A related problem for centrism is that defining your own beliefs as What Normal People Believe leads to a whole lot of circular thinking. Guess which factions in politics believe they represent Common Sense Thinking? All of them! All of them believe that they speak for the sane, regular people who just want to live good lives and feed their families. I spent all day yesterday listening alertly for actual policy ideas to help me understand exactly what the centrists wanted, to distinguish them from the unrealistic wackos on the left. Matt Yglesias attempted to answer this with a slide deck criticizing allegedly bad Democratic policies including “Prolonged school closures during Covid,” “Paralysis on women’s sports,” “Refusal to discuss record oil production,” “Slow to act on the border,” and “Behind the curve on phonics.” But astute readers will notice that this is not a Data-Based Coherent Political Platform as much as it is just “A list of stuff that Matt Yglesias believes.” Everyone has one of those, and every pundit can stand on stage and talk their own book. What are the underlying principles? (...)

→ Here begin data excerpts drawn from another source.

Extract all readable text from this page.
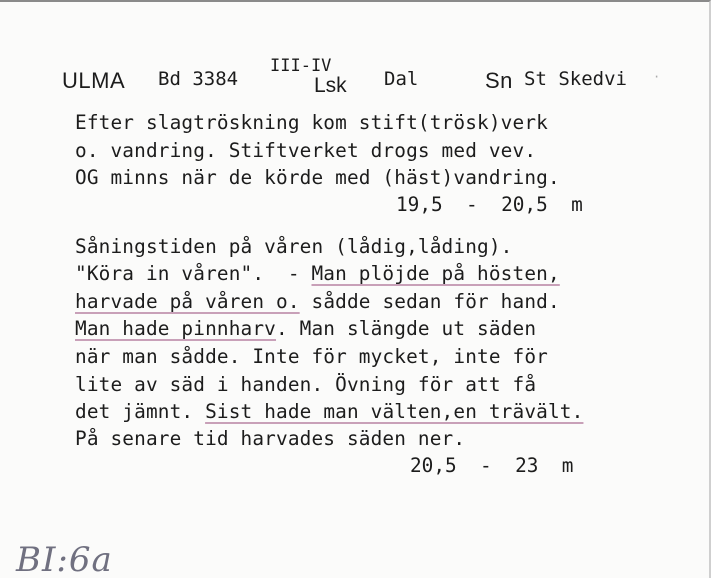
ULMA Bd 3384
III-IV
Lsk Dal	Sn St Skedvi ·
Efter slagtröskning kom stift(trösk)verk
o. vandring. Stiftverket drogs med vev.
OG minns när de körde med (häst)vandring.
19,5  -  20,5  m
Såningstiden på våren (lådig,låding).
"Köra in våren".  - Man plöjde på hösten,
harvade på våren o. sådde sedan för hand.
Man hade pinnharv. Man slängde ut säden
när man sådde. Inte för mycket, inte för
lite av säd i handen. Övning för att få
det jämnt. Sist hade man välten,en trävält.
På senare tid harvades säden ner.
20,5  -  23  m
BI:6a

So…so? Is that all? Be normal, do normal stuff, don’t be awful, be decent to people? Does this add up to a philosophy? Is this the platform that inspired all of those billionaires to donate to all of those PACs? Is this the stuff that drew $50 million into the coffers of Third Way? Is this what drew all of these people into this ballroom at such an urgent historical moment? Is this what made me spend a nice sunny day surrounded by pasty lobbyists in all manner of herringbone blazers trying to chat up unfortunate 20-year-old interns? Why the fuck were we here? (...)

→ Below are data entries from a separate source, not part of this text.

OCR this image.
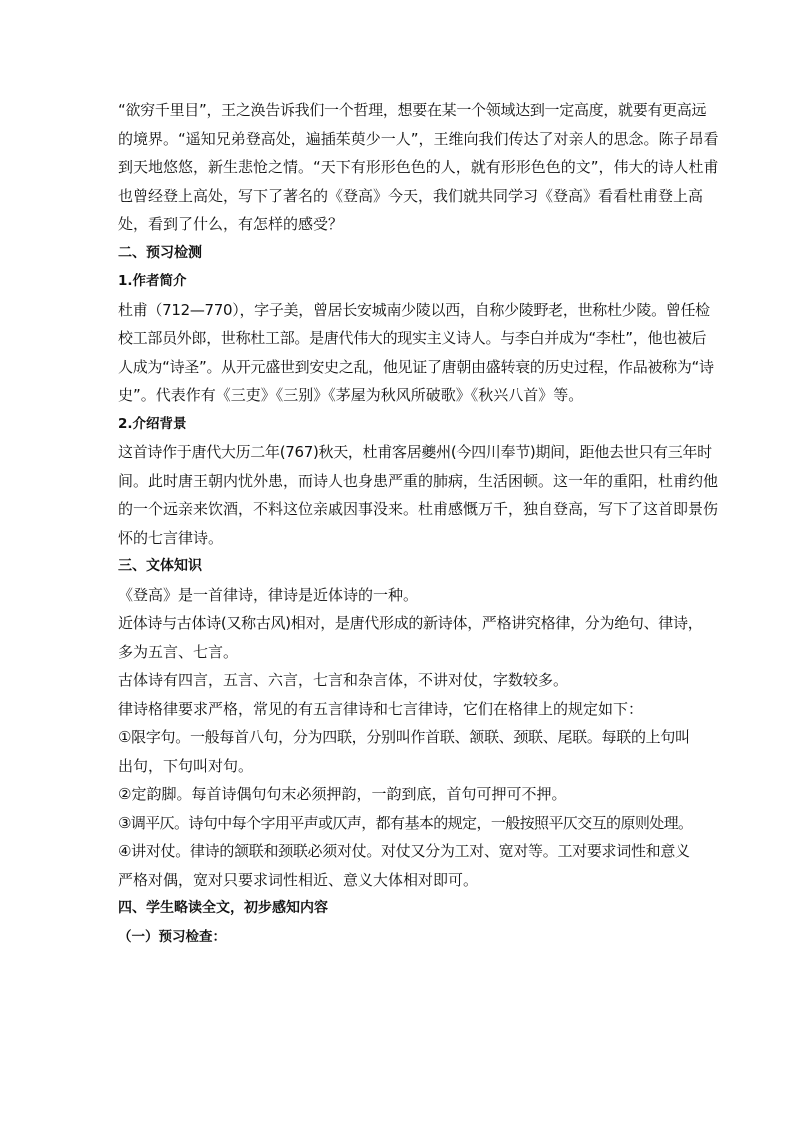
“欲穷千里目”，王之涣告诉我们一个哲理，想要在某一个领域达到一定高度，就要有更高远

的境界。“遥知兄弟登高处，遍插茱萸少一人”，王维向我们传达了对亲人的思念。陈子昂看

到天地悠悠，新生悲怆之情。“天下有形形色色的人，就有形形色色的文”，伟大的诗人杜甫

也曾经登上高处，写下了著名的《登高》今天，我们就共同学习《登高》看看杜甫登上高

处，看到了什么，有怎样的感受？

二、预习检测

1.作者简介

杜甫（712—770），字子美，曾居长安城南少陵以西，自称少陵野老，世称杜少陵。曾任检

校工部员外郎，世称杜工部。是唐代伟大的现实主义诗人。与李白并成为“李杜”，他也被后

人成为“诗圣”。从开元盛世到安史之乱，他见证了唐朝由盛转衰的历史过程，作品被称为“诗

史”。代表作有《三吏》《三别》《茅屋为秋风所破歌》《秋兴八首》等。

2.介绍背景

这首诗作于唐代大历二年(767)秋天，杜甫客居夔州(今四川奉节)期间，距他去世只有三年时

间。此时唐王朝内忧外患，而诗人也身患严重的肺病，生活困顿。这一年的重阳，杜甫约他

的一个远亲来饮酒，不料这位亲戚因事没来。杜甫感慨万千，独自登高，写下了这首即景伤

怀的七言律诗。

三、文体知识

《登高》是一首律诗，律诗是近体诗的一种。

近体诗与古体诗(又称古风)相对，是唐代形成的新诗体，严格讲究格律，分为绝句、律诗，

多为五言、七言。

古体诗有四言，五言、六言，七言和杂言体，不讲对仗，字数较多。

律诗格律要求严格，常见的有五言律诗和七言律诗，它们在格律上的规定如下：

①限字句。一般每首八句，分为四联，分别叫作首联、颔联、颈联、尾联。每联的上句叫

出句，下句叫对句。

②定韵脚。每首诗偶句句末必须押韵，一韵到底，首句可押可不押。

③调平仄。诗句中每个字用平声或仄声，都有基本的规定，一般按照平仄交互的原则处理。

④讲对仗。律诗的颔联和颈联必须对仗。对仗又分为工对、宽对等。工对要求词性和意义

严格对偶，宽对只要求词性相近、意义大体相对即可。

四、学生略读全文，初步感知内容

（一）预习检查：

Setting aside the personality conflicts and the disingenuousness and the millions of dollars in PAC money fueling this whole charade, the most good faith reading of centrist philosophy is simply that Democrats should, above all, win. They should do their best to determine what a winning candidate and a winning platform looks like in any given district, and then do that, in order to get control of Congress and the White House and the government. As Matt Yglesias pointed out, if five more Blue Dog Democrats had been able to steal away Republican-leaning seats in the House in the last election, the entire destructive agenda of slashing Medicaid and food stamps in order to fund tax cuts for the rich—embodied in the Republican tax bill just passed by the House—would not be happening. In this formulation, subjugating any electorally unpopular political beliefs in order to win more seats is a moral imperative. If Joe Manchin represents the farthest left political position that the Democratic Party can hope to build a successful majority around, well, that is preferable to Donald Trump, isn’t it?

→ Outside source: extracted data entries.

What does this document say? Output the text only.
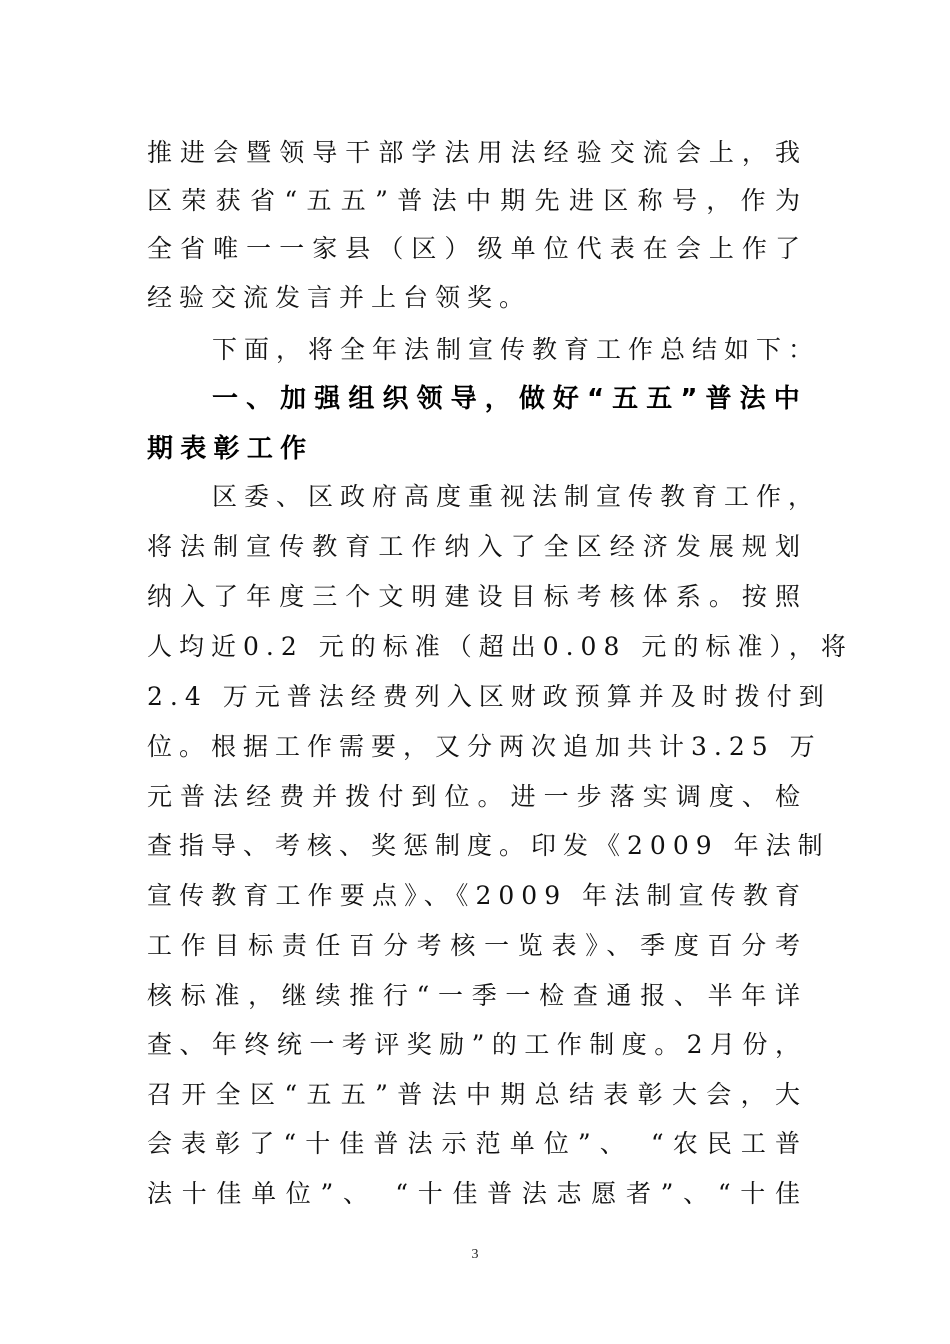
推进会暨领导干部学法用法经验交流会上，我
区荣获省“五五”普法中期先进区称号，作为
全省唯一一家县（区）级单位代表在会上作了
经验交流发言并上台领奖。
下面，将全年法制宣传教育工作总结如下：
一、加强组织领导，做好“五五”普法中
期表彰工作
区委、区政府高度重视法制宣传教育工作，
将法制宣传教育工作纳入了全区经济发展规划
纳入了年度三个文明建设目标考核体系。按照
人均近0.2 元的标准（超出0.08 元的标准），将
2.4 万元普法经费列入区财政预算并及时拨付到
位。根据工作需要，又分两次追加共计3.25 万
元普法经费并拨付到位。进一步落实调度、检
查指导、考核、奖惩制度。印发《2009 年法制
宣传教育工作要点》、《2009 年法制宣传教育
工作目标责任百分考核一览表》、季度百分考
核标准，继续推行“一季一检查通报、半年详
查、年终统一考评奖励”的工作制度。2月份，
召开全区“五五”普法中期总结表彰大会，大
会表彰了“十佳普法示范单位”、 “农民工普
法十佳单位”、 “十佳普法志愿者”、“十佳
3
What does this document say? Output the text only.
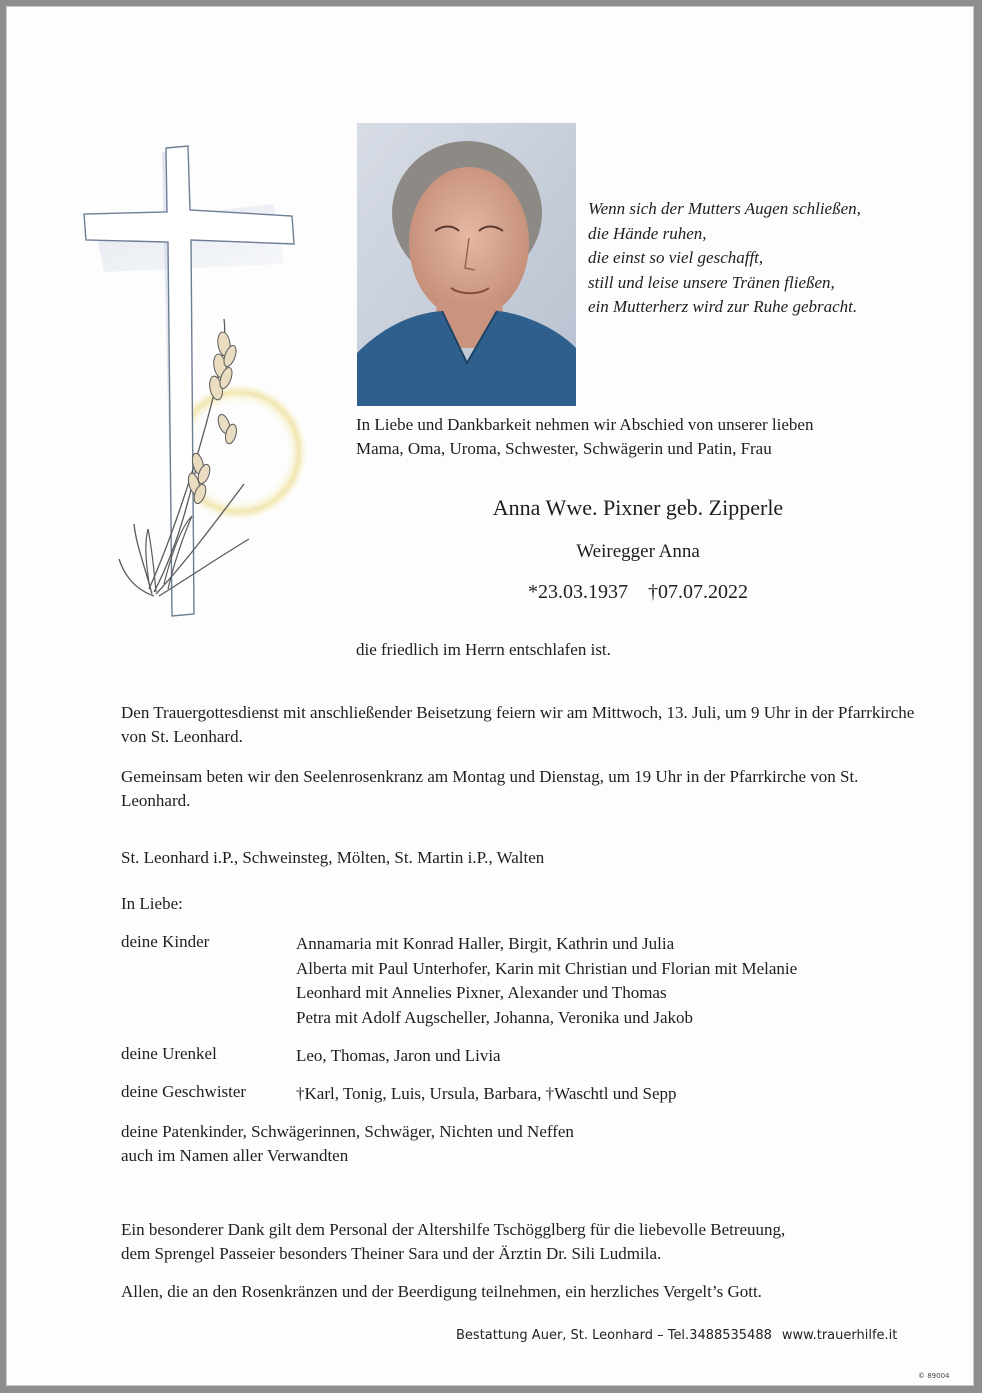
Wenn sich der Mutters Augen schließen,
die Hände ruhen,
die einst so viel geschafft,
still und leise unsere Tränen fließen,
ein Mutterherz wird zur Ruhe gebracht.
In Liebe und Dankbarkeit nehmen wir Abschied von unserer lieben
Mama, Oma, Uroma, Schwester, Schwägerin und Patin, Frau
Anna Wwe. Pixner geb. Zipperle
Weiregger Anna
*23.03.1937 †07.07.2022
die friedlich im Herrn entschlafen ist.
Den Trauergottesdienst mit anschließender Beisetzung feiern wir am Mittwoch, 13. Juli, um 9 Uhr in der Pfarrkirche von St. Leonhard.
Gemeinsam beten wir den Seelenrosenkranz am Montag und Dienstag, um 19 Uhr in der Pfarrkirche von St. Leonhard.
St. Leonhard i.P., Schweinsteg, Mölten, St. Martin i.P., Walten
In Liebe:
deine Kinder	Annamaria mit Konrad Haller, Birgit, Kathrin und Julia
Alberta mit Paul Unterhofer, Karin mit Christian und Florian mit Melanie
Leonhard mit Annelies Pixner, Alexander und Thomas
Petra mit Adolf Augscheller, Johanna, Veronika und Jakob
deine Urenkel	Leo, Thomas, Jaron und Livia
deine Geschwister	†Karl, Tonig, Luis, Ursula, Barbara, †Waschtl und Sepp
deine Patenkinder, Schwägerinnen, Schwäger, Nichten und Neffen
auch im Namen aller Verwandten
Ein besonderer Dank gilt dem Personal der Altershilfe Tschögglberg für die liebevolle Betreuung,
dem Sprengel Passeier besonders Theiner Sara und der Ärztin Dr. Sili Ludmila.
Allen, die an den Rosenkränzen und der Beerdigung teilnehmen, ein herzliches Vergelt’s Gott.
Bestattung Auer, St. Leonhard – Tel.3488535488 www.trauerhilfe.it
© 89004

This plausible-sounding argument, however, collapses under the weight of its own execution. Welcomefest was full of data experts and pollsters explaining what was popular in the last election. Politicians were expected to use that data to determine their message for the next election. (While sounding normal!!) But data follows reality. It does not create it. The reason the Democratic Party is so profoundly unpopular today is that people do not know what it stands for. There is simply no way to change this by saying, “We will ask you all what you liked yesterday, and do that tomorrow.” In their pursuit of statistically bulletproof popularism, the centrists have their head so deep in data that it is impossible for them to have a vision. And that lack of a vision is the very thing that turns off the public. This is a political problem that is unsolvable by polling. It requires actual beliefs.